No status promotion happens before this alignment compiles and has test coverage.
### 5. Verification model (design-level)
Batch 40 execution must be evidence-driven and include:
- per-feature verification loop
- per-test verification loop
- stub detection scan before any promotion
- build gate and targeted/full test gates
- checkpoint protocol between tasks
- status updates with hard limit of 15 IDs per command
## Risks and Mitigations
- Risk: large count of integration/cluster tests may encourage placeholder conversions.

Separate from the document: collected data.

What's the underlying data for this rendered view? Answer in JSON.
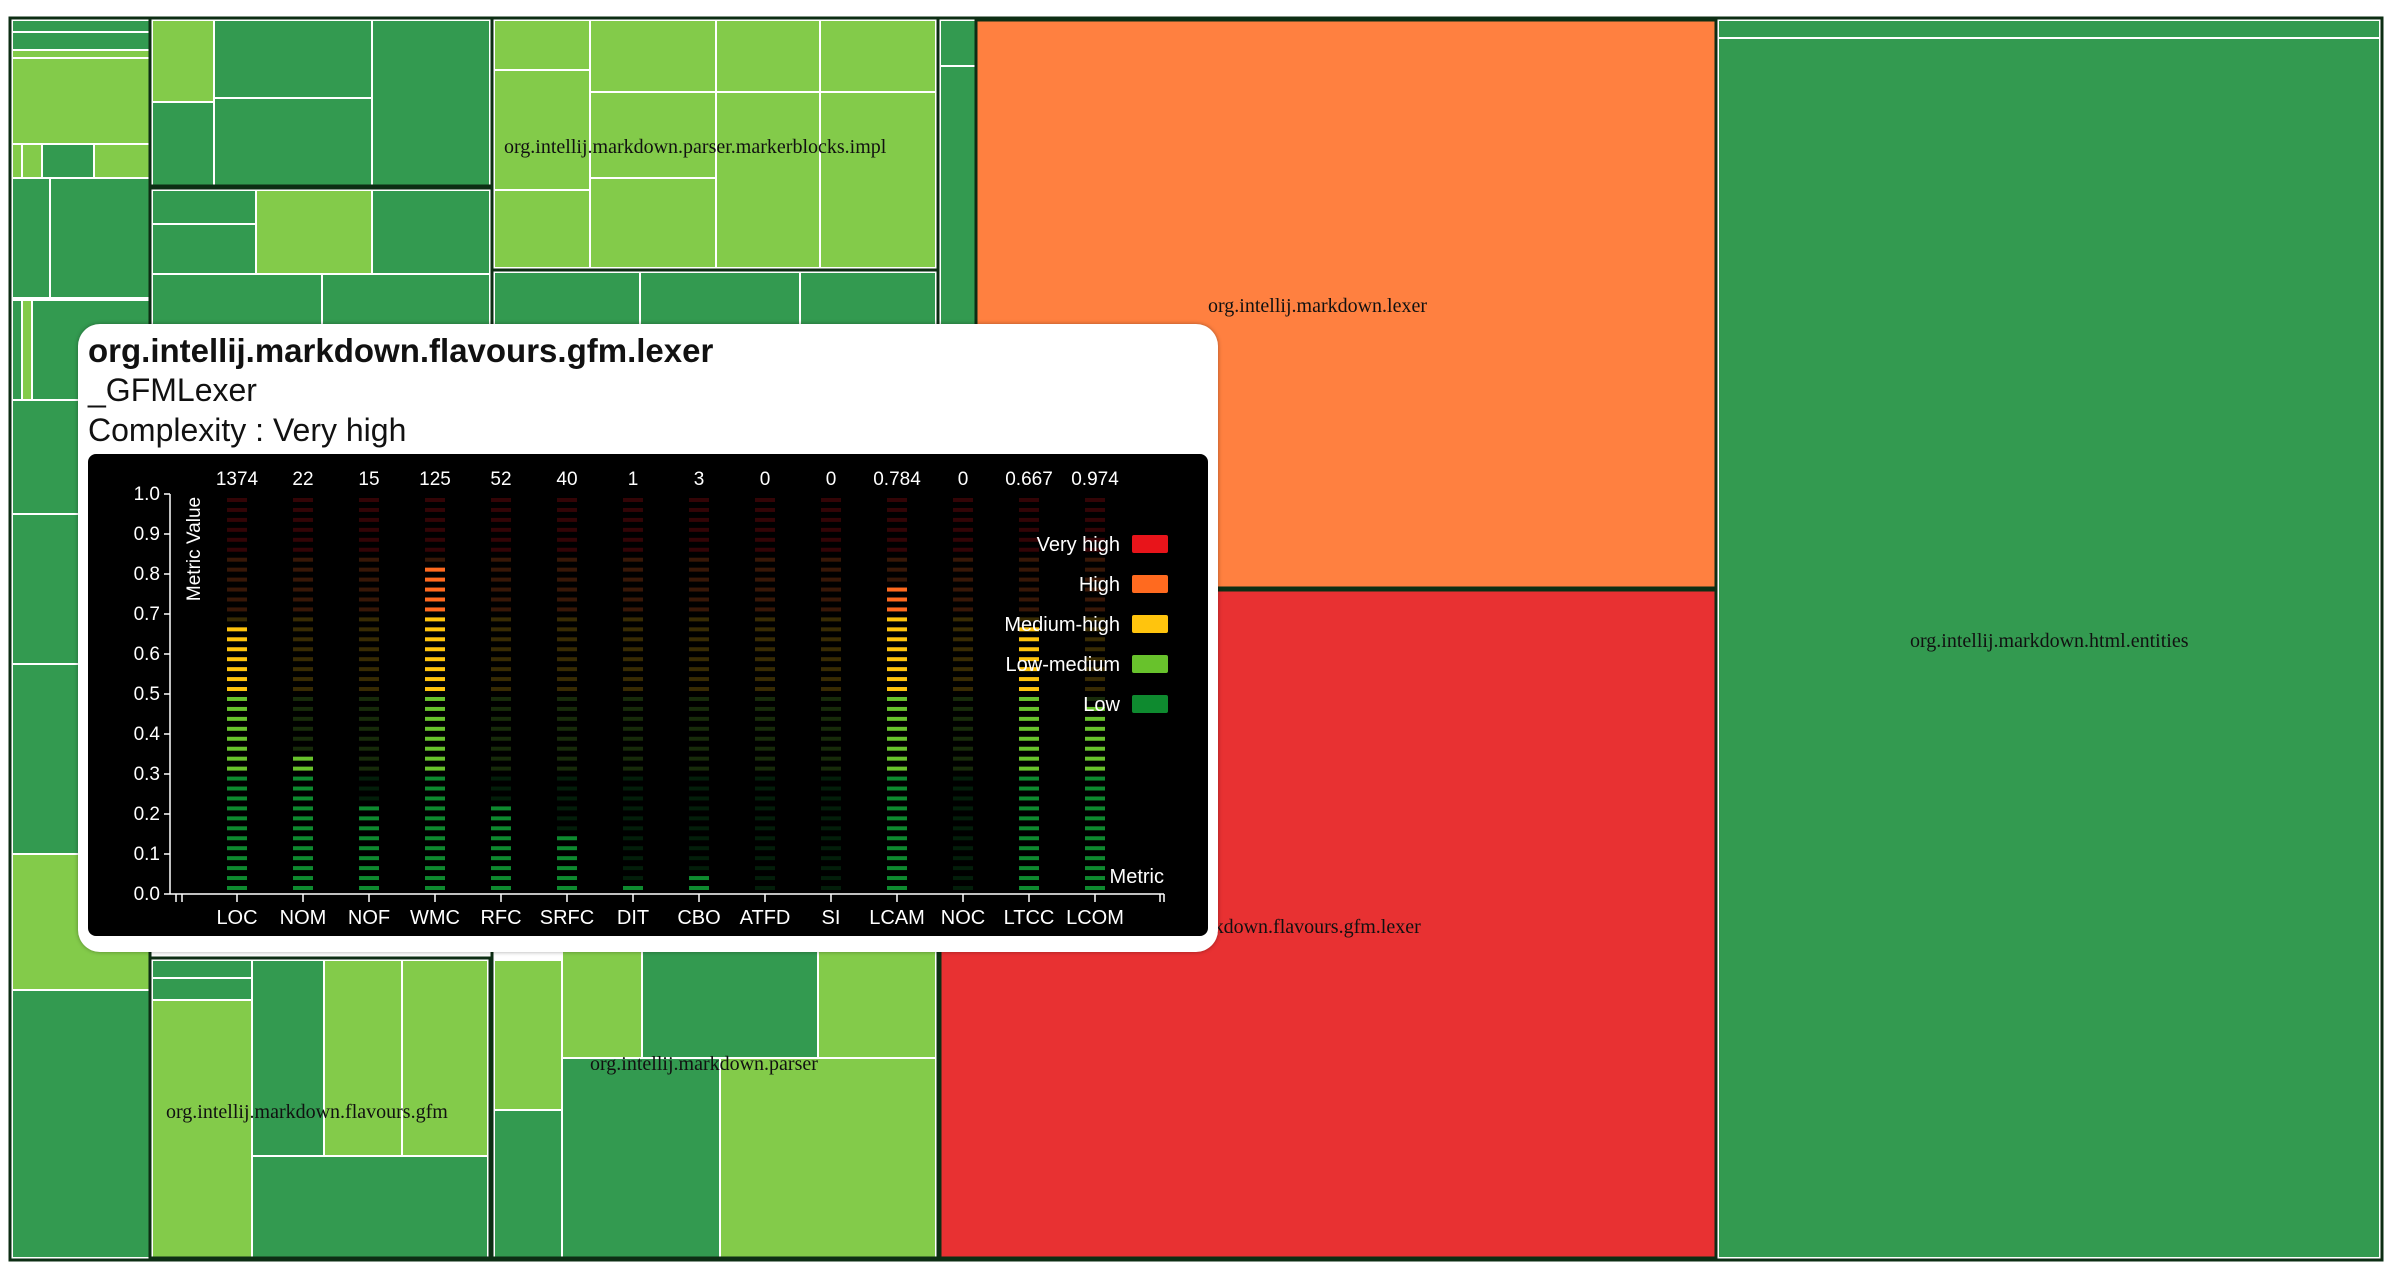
{
  "treemap": {
    "packages": [
      {
        "name": "org.intellij.markdown.parser.markerblocks.impl"
      },
      {
        "name": "org.intellij.markdown.lexer"
      },
      {
        "name": "org.intellij.markdown.html.entities"
      },
      {
        "name": "org.intellij.markdown.flavours.gfm.lexer"
      },
      {
        "name": "org.intellij.markdown.parser"
      },
      {
        "name": "org.intellij.markdown.flavours.gfm"
      }
    ],
    "colors": {
      "low": "#339a50",
      "low_medium": "#83cb4a",
      "high": "#ff8040",
      "very_high": "#e83132",
      "border": "#0d2e14"
    }
  },
  "tooltip": {
    "package": "org.intellij.markdown.flavours.gfm.lexer",
    "class_name": "_GFMLexer",
    "complexity_label": "Complexity : ",
    "complexity_value": "Very high"
  },
  "chart_data": {
    "type": "bar",
    "ylabel": "Metric Value",
    "xlabel": "Metric",
    "ylim": [
      0,
      1
    ],
    "yticks": [
      "0.0",
      "0.1",
      "0.2",
      "0.3",
      "0.4",
      "0.5",
      "0.6",
      "0.7",
      "0.8",
      "0.9",
      "1.0"
    ],
    "categories": [
      "LOC",
      "NOM",
      "NOF",
      "WMC",
      "RFC",
      "SRFC",
      "DIT",
      "CBO",
      "ATFD",
      "SI",
      "LCAM",
      "NOC",
      "LTCC",
      "LCOM"
    ],
    "raw_values": [
      "1374",
      "22",
      "15",
      "125",
      "52",
      "40",
      "1",
      "3",
      "0",
      "0",
      "0.784",
      "0",
      "0.667",
      "0.974"
    ],
    "values": [
      0.68,
      0.35,
      0.23,
      0.83,
      0.22,
      0.15,
      0.02,
      0.05,
      0.0,
      0.0,
      0.77,
      0.0,
      0.68,
      0.47
    ],
    "legend": [
      {
        "label": "Very high",
        "color": "#e8141a"
      },
      {
        "label": "High",
        "color": "#ff6a1f"
      },
      {
        "label": "Medium-high",
        "color": "#ffc40d"
      },
      {
        "label": "Low-medium",
        "color": "#68c22c"
      },
      {
        "label": "Low",
        "color": "#0e8a2f"
      }
    ],
    "legend_position": "top-right"
  }
}
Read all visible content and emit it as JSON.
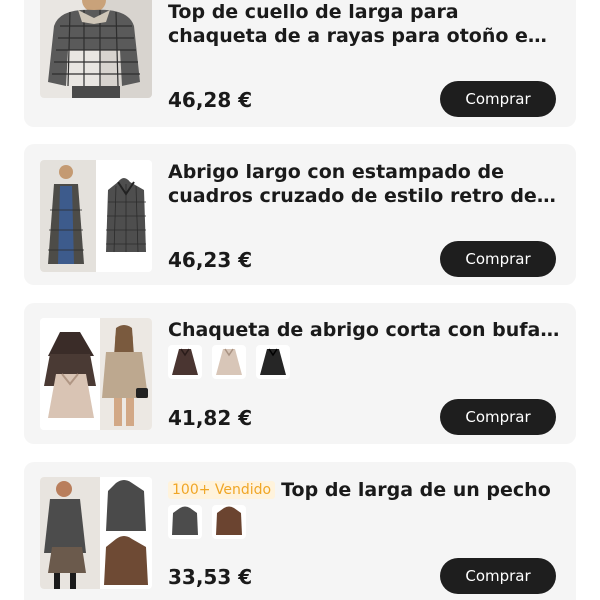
{
  "products": [
    {
      "title": "Top de cuello de larga para chaqueta de a rayas para otoño e invierno",
      "price": "46,28 €",
      "buy_label": "Comprar",
      "image": "plaid-jacket-photo"
    },
    {
      "title": "Abrigo largo con estampado de cuadros cruzado de estilo retro de otoño",
      "price": "46,23 €",
      "buy_label": "Comprar",
      "image": "long-plaid-coat-photo"
    },
    {
      "title": "Chaqueta de abrigo corta con bufanda",
      "price": "41,82 €",
      "buy_label": "Comprar",
      "image": "short-cape-coat-photo",
      "variants": [
        "brown",
        "beige",
        "black"
      ]
    },
    {
      "badge": "100+ Vendido",
      "title": "Top de larga de un pecho",
      "price": "33,53 €",
      "buy_label": "Comprar",
      "image": "hooded-coat-photo",
      "variants": [
        "grey",
        "brown"
      ]
    }
  ],
  "colors": {
    "card_bg": "#f5f5f5",
    "button_bg": "#1e1e1e",
    "badge_text": "#f0a626",
    "badge_bg": "#fff3dc"
  }
}
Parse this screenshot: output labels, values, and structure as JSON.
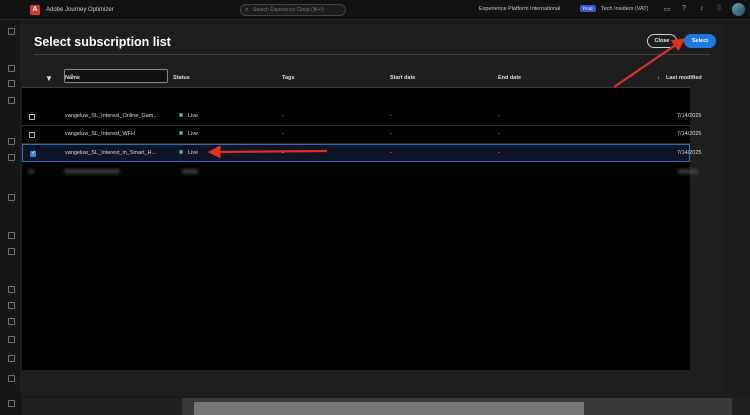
{
  "topbar": {
    "app_title": "Adobe Journey Optimizer",
    "search_placeholder": "Search Experience Cloud (⌘+/)",
    "org_name": "Experience Platform International",
    "sandbox_badge": "Prod",
    "sandbox_name": "Tech Insiders (VAT)"
  },
  "modal": {
    "title": "Select subscription list",
    "close_label": "Close",
    "select_label": "Select",
    "filter_value": "",
    "columns": {
      "name": "Name",
      "status": "Status",
      "tags": "Tags",
      "start_date": "Start date",
      "end_date": "End date",
      "last_modified": "Last modified"
    },
    "sort_indicator": "↓",
    "rows": [
      {
        "name": "vangeluw_SL_Interest_Online_Gam...",
        "status": "Live",
        "tags": "-",
        "start_date": "-",
        "end_date": "-",
        "last_modified": "7/14/2025",
        "selected": false
      },
      {
        "name": "vangeluw_SL_Interest_WFH",
        "status": "Live",
        "tags": "-",
        "start_date": "-",
        "end_date": "-",
        "last_modified": "7/14/2025",
        "selected": false
      },
      {
        "name": "vangeluw_SL_Interest_in_Smart_H...",
        "status": "Live",
        "tags": "-",
        "start_date": "-",
        "end_date": "-",
        "last_modified": "7/14/2025",
        "selected": true
      }
    ]
  },
  "colors": {
    "accent": "#1f7ae0",
    "live_status": "#3fb47c",
    "annotation_arrow": "#e0301e",
    "selected_border": "#3b6ab5"
  }
}
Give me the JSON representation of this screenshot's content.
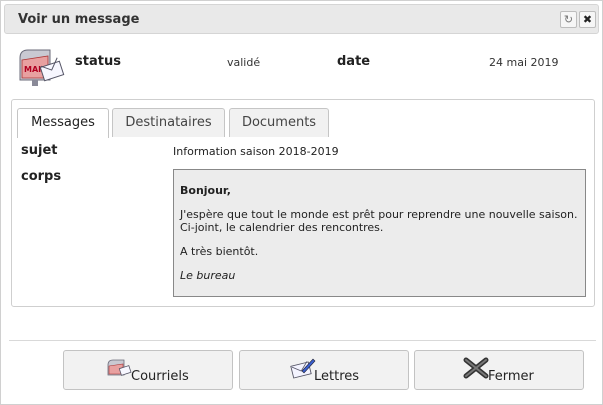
{
  "dialog": {
    "title": "Voir un message",
    "refresh_icon": "↻",
    "close_icon": "✖"
  },
  "header": {
    "status_label": "status",
    "status_value": "validé",
    "date_label": "date",
    "date_value": "24 mai 2019",
    "mail_icon_text": "MAIL"
  },
  "tabs": [
    {
      "label": "Messages",
      "active": true
    },
    {
      "label": "Destinataires",
      "active": false
    },
    {
      "label": "Documents",
      "active": false
    }
  ],
  "message": {
    "subject_label": "sujet",
    "subject_value": "Information saison 2018-2019",
    "body_label": "corps",
    "body": {
      "greeting": "Bonjour,",
      "line1": "J'espère que tout le monde est prêt pour reprendre une nouvelle saison.",
      "line2": "Ci-joint, le calendrier des rencontres.",
      "closing": "A très bientôt.",
      "signature": "Le bureau"
    }
  },
  "buttons": {
    "courriels": "Courriels",
    "lettres": "Lettres",
    "fermer": "Fermer"
  }
}
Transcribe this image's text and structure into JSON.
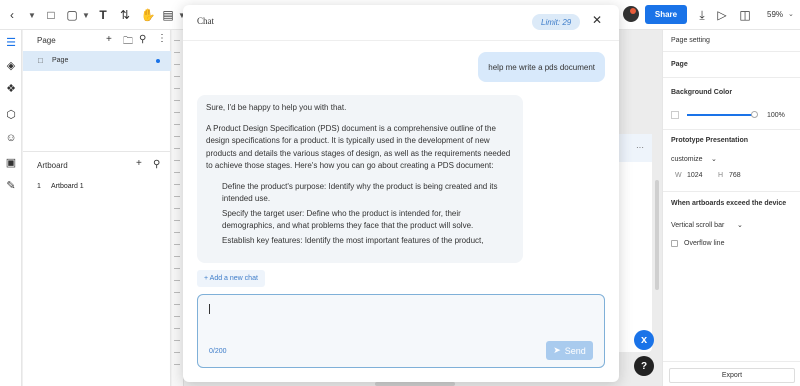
{
  "toolbar": {
    "share_label": "Share",
    "zoom_label": "59%"
  },
  "pages_panel": {
    "title": "Page",
    "items": [
      {
        "label": "Page"
      }
    ],
    "artboard_title": "Artboard",
    "artboards": [
      {
        "index": "1",
        "label": "Artboard 1"
      }
    ]
  },
  "chat": {
    "title": "Chat",
    "limit_label": "Limit: 29",
    "user_message": "help me write a pds document",
    "ai_response": {
      "p1": "Sure, I'd be happy to help you with that.",
      "p2": "A Product Design Specification (PDS) document is a comprehensive outline of the design specifications for a product. It is typically used in the development of new products and details the various stages of design, as well as the requirements needed to achieve those stages. Here's how you can go about creating a PDS document:",
      "items": [
        "Define the product's purpose: Identify why the product is being created and its intended use.",
        "Specify the target user: Define who the product is intended for, their demographics, and what problems they face that the product will solve.",
        "Establish key features: Identify the most important features of the product,"
      ]
    },
    "add_chat_label": "+ Add a new chat",
    "char_count": "0/200",
    "send_label": "Send"
  },
  "right_panel": {
    "title": "Page setting",
    "section_page": "Page",
    "bg_color_label": "Background Color",
    "bg_opacity": "100%",
    "proto_title": "Prototype Presentation",
    "customize_label": "customize",
    "width_label": "W",
    "width_value": "1024",
    "height_label": "H",
    "height_value": "768",
    "overflow_title": "When artboards exceed the device",
    "scroll_label": "Vertical scroll bar",
    "overflow_line_label": "Overflow line",
    "export_label": "Export"
  },
  "colors": {
    "accent": "#1a73e8",
    "chat_bubble_user": "#d8e9fb",
    "page_selected": "#dceaf8"
  },
  "floating": {
    "close_icon": "x",
    "help_label": "?"
  }
}
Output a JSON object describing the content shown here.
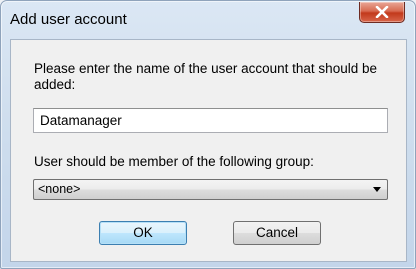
{
  "window": {
    "title": "Add user account",
    "close_icon": "close-icon"
  },
  "form": {
    "prompt_label": "Please enter the name of the user account that should be added:",
    "username_value": "Datamanager",
    "group_label": "User should be member of the following group:",
    "group_selected": "<none>"
  },
  "buttons": {
    "ok_label": "OK",
    "cancel_label": "Cancel"
  },
  "colors": {
    "close_button": "#c7401f",
    "default_button_border": "#3c7fb1"
  }
}
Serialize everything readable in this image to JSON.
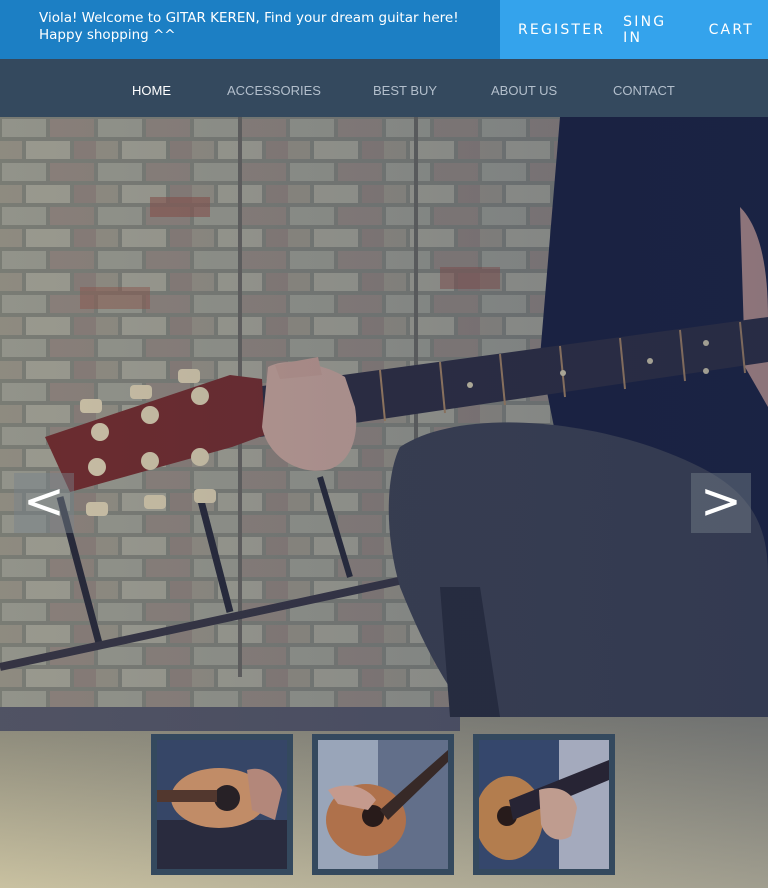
{
  "topbar": {
    "welcome_text": "Viola! Welcome to GITAR KEREN, Find your dream guitar here! Happy shopping ^^",
    "register": "REGISTER",
    "signin": "SING IN",
    "cart": "CART"
  },
  "nav": {
    "items": [
      {
        "label": "HOME",
        "active": true
      },
      {
        "label": "ACCESSORIES"
      },
      {
        "label": "BEST BUY"
      },
      {
        "label": "ABOUT US"
      },
      {
        "label": "CONTACT"
      }
    ]
  },
  "slider": {
    "prev_label": "<",
    "next_label": ">",
    "thumbnail_count": 3
  },
  "colors": {
    "welcome_bg": "#1c7fc4",
    "account_bg": "#34a3ec",
    "nav_bg": "#34495e",
    "nav_text": "#b3bfcc",
    "nav_active": "#ffffff"
  }
}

Mitigation: mandatory anti-stub patterns and forced deferred-with-reason fallback.
- Risk: mapping/class drift between tracker metadata and code structure.
Mitigation: explicit mapping-alignment task before major implementation.
- Risk: broad behavioral surface across parser/session/JSA code paths.
Mitigation: 4 feature groups with mandatory checkpoint gates after each task.
## Non-Goals
- Executing Batch 40 in this planning session.
- Re-scoping IDs outside Batch 40.
- Mass-promoting statuses without per-item evidence.